Assieds-toi dans une position confortable et prends quelques respirations profondes. Pour commencer l'exercice, compte "un" pendant que tu expires. À l'expiration suivante, compte "deux", "trois" et ainsi de suite jusqu'à cinq. Si tu as réussi à atteindre cinq, recommence l'exercice. Si tu as perdu le compte ou si tu t'es retrouvé à compter jusqu'à huit, onze, vingt..., cela signifie que ton esprit s'est égaré ailleurs. Dès que tu commences à vagabonder, recommence à compter. C'est un exercice apaisant qui t'aidera à te recentrer.
(Remarque : tout au long de cet exercice, continue de prendre des respirations profondes mais naturelles. Les chiffres que tu comptes ne représentent pas le nombre de secondes pendant lesquelles tu dois expirer ; ils sont seulement un moyen de garder ton esprit concentré).
Trouver la méthode qui nous convient
"Lorsque l'on parle de prendre soin de soi, on pense immédiatement à bien manger, à faire de l'exercice, à méditer... Mais même en cochant toutes ces cases, on peut se sentir mal", dit Chamutal.
Tu n'aimes peut-être pas aller courir, méditer ou faire du yoga. D'un autre côté, il se peut que tu te sentes le plus heureux lorsque tu travailles sur le terrain pour aider d'autres personnes ; ou encore, il se peut que tu t'épanouisses dans des situations difficiles, à haute teneur en adrénaline. Cela fait partie de ta personnalité et ce n'est jamais une mauvaise chose.
"Il n'y a pas de définition unique du soin de soi. Je préfère penser au soin intérieur. En fin de compte, il s'agit de savoir et d'accepter ce qui fonctionne pour nous et ce qui est la bonne façon pour nous de faciliter l'équilibre dans notre vie".
C. Développer des connexions authentiques
Prends du temps pour toi entre les "réalités".
Quelle que soit la forme qu'il prend, le soin intérieur doit être continu et commencer idéalement avant que le corps ne commence à se sentir tendu. Il est tout aussi important de prendre soin de soi pendant les périodes difficiles qu'en congé ou après votre mission : cela nous rend plus performant.e et plus résistant.e.
À l'approche de la fin d'une mission, veille à te réserver une heure, voire une journée, avant d'arriver chez toi. Utilise·ce temps pour te déconnecter de ton environnement de travail, faire le point sur ce que tu as vécu avant de passer à autre chose, et reconnaitre le changement.
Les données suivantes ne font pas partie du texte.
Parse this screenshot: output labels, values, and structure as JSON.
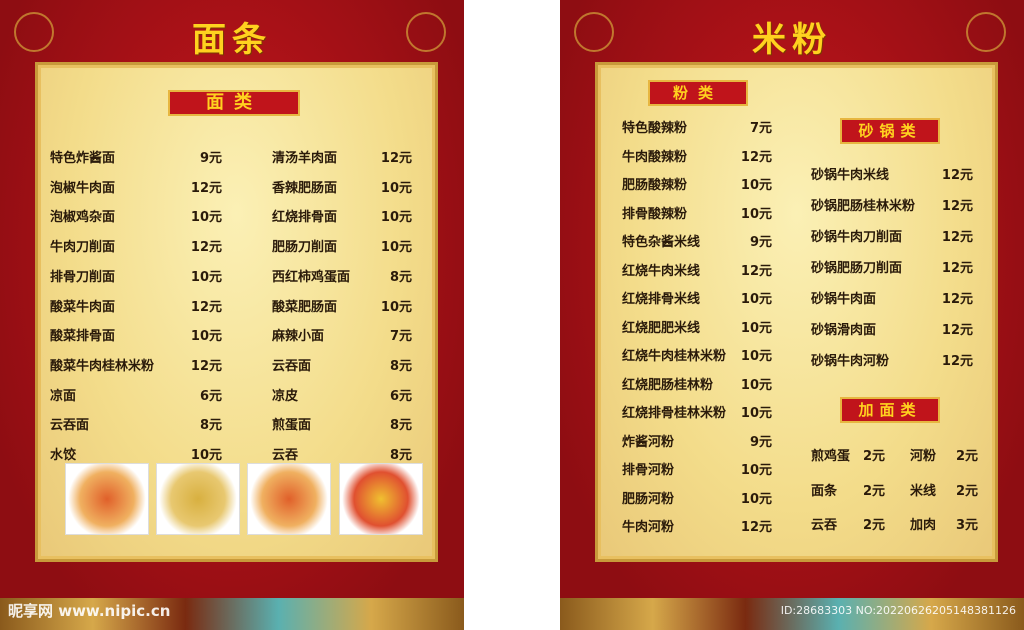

"C'est un peu effronté - et ne le dites pas à ma famille - mais lorsque je partais en congé, j'avais l'habitude de rentrer chez moi un ou deux jours plus tôt sans rien dire à personne", raconte Chamutal.
Prendre du temps entre les missions est tout aussi important pour le personnel national qui reste dans le pays. Lorsqu'on termine le travail, on ne change pas seulement d'environnement physique ; on passe également de notre vie professionnelle à notre vie privée et nous avons besoin d'un peu de temps pour nous ressaisir. On peut également profiter de cette période pour décider comment et avec qui on préfère partager nos pensées et nos sentiments.
S'appuyer sur les outils et méthodes développés par les experts
Depuis des années, des scientifiques et des experts mènent des recherches à l'intersection de la psychologie, de la sociologie et des pratiques humanitaires. Ils peuvent fournir des méthodes efficaces pour gérer la pression, tant à long terme que pendant des pics de situations stressantes.
Le projet de résilience basée sur la contemplation (CBR) est un programme développé par les principaux enseignants contemplatifs, spécialistes des sciences sociales, psychologues et travailleurs humanitaires dans le cadre d'études interdisciplinaires du Garrison Institute. "Il ne s'agit pas de rester assis immobile pendant de longues périodes et de chanter", explique Chamutal. "Il s'agit plutôt de prendre de petits moments au cours de la journée pour entraîner son esprit et gagner le contrôle de ses réponses. Grâce à l'entraînement, les praticiens peuvent améliorer leur bien-être et développer leurs capacités physiologiques et psychologiques résilienceà la pression."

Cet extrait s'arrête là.